Durante o mês de julho de 2008, quando ainda não havia notificação da Influenza A (H1N1), o estado registrou 263 mortes por gripes e doenças respiratórias. No mesmo período desde ano, a nova gripe matou 31 pessoas

11/08/2009 | 20:39 | Fernanda Leitóles

O número de mortes por gripes e doenças respiratórias no Paraná caiu no último mês em relação ao ano passado. De acordo com dados da Secretaria Estadual de Saúde (SESA), divulgados nesta terça-feira (11), os vírus Influenza (gripes) e suas complicações (pneumonia viral e bacteriana) causaram 263 mortes em julho de 2008, quando ainda não havia sido detectada a gripe A (H1N1).

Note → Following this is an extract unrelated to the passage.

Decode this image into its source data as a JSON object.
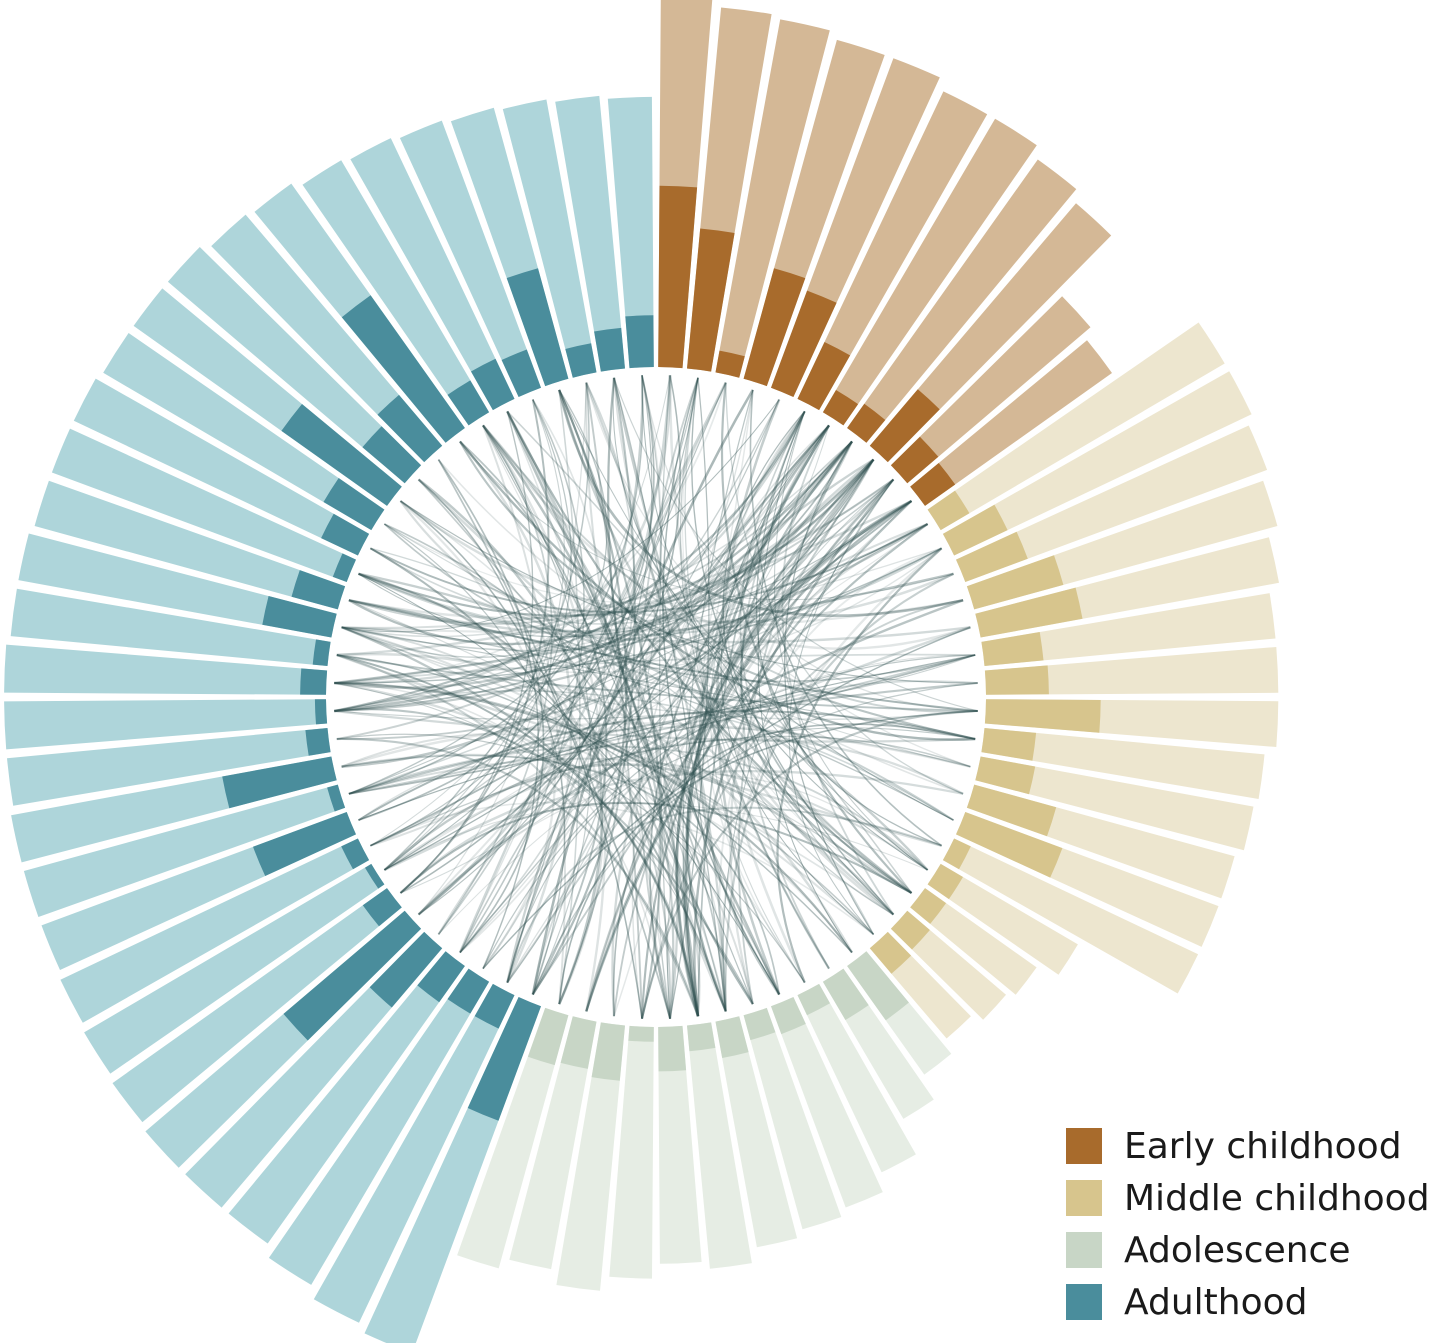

Neste ano, foram 128 mortes (somando a gripe suína), o que equivale a uma redução de 51% no número de óbitos no mês de julho.

Somente a nova gripe, que está concentrando os esforços dos órgãos de saúde, matou 31 pessoas no mesmo período em 2009. Com isso, pode-se afirmar que a Influenza A foi responsável por 25% dos óbitos por gripes que aconteceram em julho desse ano. A estatística foi feita com base no levantamento atualizado em 5 de agosto pela SESA.

Os dados incluem mortes por gripes comuns (e outras Influenza) e por pneumonia viral e bacteriana. A pneumonia viral é uma complicação direta da gripe, já a bacteriana pode ou não ter relação. “O vírus da gripe deixa o organismo fraco, o que facilita a entrada de bactérias. Por isso o paciente pode ser acometido por pneumonia bacteriana”, explicou a médica infectologista Carla Regina Martins, do Hospital Pilar.

A médica afirmou também que o vírus H1N1 é semelhante aos demais vírus Influenza. No entanto, apresenta maior transmissibilidade. Ou seja, pode se disseminar com maior velocidade e de forma mais fácil. “É por isso que o vírus da nova gripe tem direcionado as ações das autoridades de saúde pública”, afirmou a médica.

Além de as mortes neste ano estarem menores, o índice de cura das pessoas que foram contaminadas com o vírus H1N1 é alto. “Cerca de 98% das pessoas que contraíram a doença se curaram sem serem internadas em hospitais”, afirmou o secretário estadual de Saúde, Gilberto Martin, durante a Escola de Governo – reunião semanal do secretariado.

o infectologista Alceu Fontana Pacheco Júnior, médico-chefe do Serviço de Epidemiologia do Hospital Evangélico e presidente da Sociedade Paranaense de Infectologia, destacou que uma das principais diferenciações entre o vírus da gripe suína e o comum é que o primeiro apresenta maior agressividade do que o segundo.

De acordo com o médico, o vírus comum deixa o organismo debilitado e isso facilita complicações. “Nos casos da gripe comum em que houve mortes, geralmente, os pacientes tiveram outras infecções causadas por bactérias”, afirmou Pacheco Júnior. Já no caso da gripe suína, o vírus H1N1 – por si só – tem a capacidade de causar complicações.

Carla salientou ainda que nos anos anteriores houve muitas mortes ocasionadas pelos vírus Influenza, no entanto os números não eram tão divulgados. Isso ocorria também porque a transmissibilidade desses vírus não é tão rápida quanto ao do H1N1. Além disso, a nova gripe foi classificada como pandemia, o que não aconteceu com as demais.

Os dados da SESA dão conta de que em 2008 o número de mortes no Paraná por causa de gripe e suas complicações chegou a 2.396; em 2007 foram 2.265 óbitos; e em 2006 foram 2.439.

Mortalidade

O Ministério da Saúde (MS) confirmou nesta terça-feira (11) três novas mortes por gripe A no Paraná. O total de óbitos no estado chegou a 42. Não havia informações sobre as regionais de saúde das novas mortes. A taxa de mortalidade da nova gripe no Paraná é de 0,39 (por 100 mil habitantes).

Segundo o MS, o Paraná é o terceiro estado brasileiro em número de mortes por causa da gripe suína, ficando atrás de São Paulo (75 óbitos) e Rio Grande do Sul (44 óbitos). O Brasil já registrou 192 mortes por gripe A.